Covid is a Sucker
image courtesy of Rudy and Peter Skitterians from Pixabay

Covid is a Sucker

Being a parent now very much resembles the exact moment that you are walking with your child in an alley in city, and they attempt to pick up and subsequently eat a sucker off the ground. 

Your child has been good all day, and there is really no reason why he cannot have a sucker, he just cant have that one. And when he asks when he can have a new sucker, for real , you come to find out that ALL THE STORES ARE OUT OF SUCKERS EVERYWHERE, AND NO ONE KNOWS WHEN ANYONE CAN OBTAIN A SUCKER... EVER... AGAIN.

That's how it feels to parent these days. You want to give your kids back what they had, for god sakes, you want back what you had too, but you just cant do it now. And with the most often apposing information and diabolically bizarre scenarios you have to provide as your reasoning, your defense, your answer, it's not a surprise that they look at you as if you have a third eye.

I thought I had got the parent thing down, 3 all over the age of 15. Everyone did good in school, generally holds their shit together and is usually pleasant to be around. Taking that as an accomplishment of our co-parenting, I find myself constantly referring to the "special moments" that the kids can look back on and thank us for.

For example when bed time became bedtime. When we both stopped pussyfooting around the issue and letting our guilt and agendas cloud our view, we decided to be a united front. We would back each other and form the coalition that would eventually create a human that developed decent bedtime habits. This was, in fact, a moment in time in which they will (if they don't already) thank us for.

Or the moment the kids figure out that if they misbehaved while at a restaurant, they would no longer be welcomed to stay. Again, as a united front, we orchestrated it before hand, prepared that one of us would leave the restaurant with the misbehaving child, while the other parent enjoyed the meal with the remainders.

That didn't take but one formal run through to become an invaluable point of reference in which the kids certainly will thank us for in 10 years.

How about when we secretly called the grade school and asked the principal to acknowledge that we would be "arriving late" (because someone was dilly dallying).

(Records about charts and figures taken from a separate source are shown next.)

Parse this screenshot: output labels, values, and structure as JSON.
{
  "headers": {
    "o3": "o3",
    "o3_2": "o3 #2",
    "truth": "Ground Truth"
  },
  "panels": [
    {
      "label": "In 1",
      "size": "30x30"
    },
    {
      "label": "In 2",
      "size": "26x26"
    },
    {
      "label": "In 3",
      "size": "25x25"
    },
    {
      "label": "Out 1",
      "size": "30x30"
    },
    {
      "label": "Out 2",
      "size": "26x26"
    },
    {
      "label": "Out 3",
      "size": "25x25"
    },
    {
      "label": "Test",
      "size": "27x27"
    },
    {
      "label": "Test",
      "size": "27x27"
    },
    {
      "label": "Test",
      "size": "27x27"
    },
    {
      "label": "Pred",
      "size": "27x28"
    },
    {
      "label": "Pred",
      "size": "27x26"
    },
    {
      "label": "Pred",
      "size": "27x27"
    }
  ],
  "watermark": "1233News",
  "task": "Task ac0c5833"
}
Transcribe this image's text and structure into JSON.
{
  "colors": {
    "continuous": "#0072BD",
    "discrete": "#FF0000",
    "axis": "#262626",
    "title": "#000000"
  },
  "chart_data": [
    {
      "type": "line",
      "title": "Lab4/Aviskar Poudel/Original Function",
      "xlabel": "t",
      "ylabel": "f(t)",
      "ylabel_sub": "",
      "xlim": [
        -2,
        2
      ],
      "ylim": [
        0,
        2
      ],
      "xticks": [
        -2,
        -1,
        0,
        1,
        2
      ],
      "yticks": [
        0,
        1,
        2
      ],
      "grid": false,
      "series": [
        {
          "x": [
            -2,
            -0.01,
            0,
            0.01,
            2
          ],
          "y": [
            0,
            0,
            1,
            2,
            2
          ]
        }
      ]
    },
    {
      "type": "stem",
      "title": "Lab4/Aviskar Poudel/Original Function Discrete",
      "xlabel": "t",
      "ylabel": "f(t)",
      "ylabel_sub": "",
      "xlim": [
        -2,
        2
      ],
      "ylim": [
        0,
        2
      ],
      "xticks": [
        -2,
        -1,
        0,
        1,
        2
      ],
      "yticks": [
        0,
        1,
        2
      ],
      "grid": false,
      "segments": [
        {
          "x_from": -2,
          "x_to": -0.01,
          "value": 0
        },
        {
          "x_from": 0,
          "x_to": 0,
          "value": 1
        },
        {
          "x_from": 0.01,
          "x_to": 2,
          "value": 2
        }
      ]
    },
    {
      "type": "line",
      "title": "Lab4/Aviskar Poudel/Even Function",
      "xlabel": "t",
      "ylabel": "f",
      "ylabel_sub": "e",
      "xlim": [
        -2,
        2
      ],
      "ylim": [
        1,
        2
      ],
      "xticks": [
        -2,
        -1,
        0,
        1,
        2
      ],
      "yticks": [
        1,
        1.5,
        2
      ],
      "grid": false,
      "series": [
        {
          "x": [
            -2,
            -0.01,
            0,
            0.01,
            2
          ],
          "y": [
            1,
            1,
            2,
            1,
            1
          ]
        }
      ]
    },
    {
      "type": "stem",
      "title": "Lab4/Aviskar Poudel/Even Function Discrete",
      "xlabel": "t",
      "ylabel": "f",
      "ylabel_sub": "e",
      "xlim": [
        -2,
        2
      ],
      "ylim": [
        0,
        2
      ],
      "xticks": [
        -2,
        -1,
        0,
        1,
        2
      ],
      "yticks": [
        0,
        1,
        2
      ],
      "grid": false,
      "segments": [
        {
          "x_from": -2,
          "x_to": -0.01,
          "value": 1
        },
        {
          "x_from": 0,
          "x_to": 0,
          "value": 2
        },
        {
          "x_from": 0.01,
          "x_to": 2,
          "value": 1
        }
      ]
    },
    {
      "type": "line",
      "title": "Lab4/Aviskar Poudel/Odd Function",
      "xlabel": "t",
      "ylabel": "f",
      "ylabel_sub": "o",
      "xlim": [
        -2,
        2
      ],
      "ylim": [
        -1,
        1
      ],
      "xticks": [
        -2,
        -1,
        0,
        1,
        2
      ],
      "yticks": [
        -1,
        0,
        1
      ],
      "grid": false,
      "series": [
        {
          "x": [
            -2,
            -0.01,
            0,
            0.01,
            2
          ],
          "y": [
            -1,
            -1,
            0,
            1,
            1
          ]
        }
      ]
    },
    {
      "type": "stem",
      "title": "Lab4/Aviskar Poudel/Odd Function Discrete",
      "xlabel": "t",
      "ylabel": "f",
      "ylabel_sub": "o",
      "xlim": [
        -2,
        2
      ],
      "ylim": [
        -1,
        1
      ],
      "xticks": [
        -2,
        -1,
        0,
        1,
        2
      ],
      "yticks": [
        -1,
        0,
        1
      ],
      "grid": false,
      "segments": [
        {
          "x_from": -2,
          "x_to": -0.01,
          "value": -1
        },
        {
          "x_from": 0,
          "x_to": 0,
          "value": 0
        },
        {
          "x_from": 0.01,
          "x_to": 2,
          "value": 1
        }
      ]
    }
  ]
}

The principal talked about the importance of being on time to school and without a doubt, we never needed to "chase down the school bus" or arrive late and in shame again. Punctuality became a moment achieved.

I review each chapter of our Parenting History Book, I look for clues as to how I can handle NOW better. There must be a clue, an answer, an indicator of success. All the old moments came from a desire to unify. So why cant I find glimmers of understanding within those old stories that will illuminate how to give my child hope when I'm so confused myself. 

And yet here we are, possible moments upon moments passing, and we are bumbling around like idiots. It's as if I don't know how to parent anymore. How do you tell your now 140lb -15 year old that he cant have the sucker off the alley floor when he is clearly bigger, stronger and more determined than you are?

And the sheer likelihood that he would get sick from that sucker is probably low. His immunity is strong, he'd probably be fine. But there is that off chance that he wouldn't be alright. Then what?

Coronavirus is a real sucker. A sucker of joy, connection, socialization, and mental health. It's also a sucker to have to learn how to parent all over again.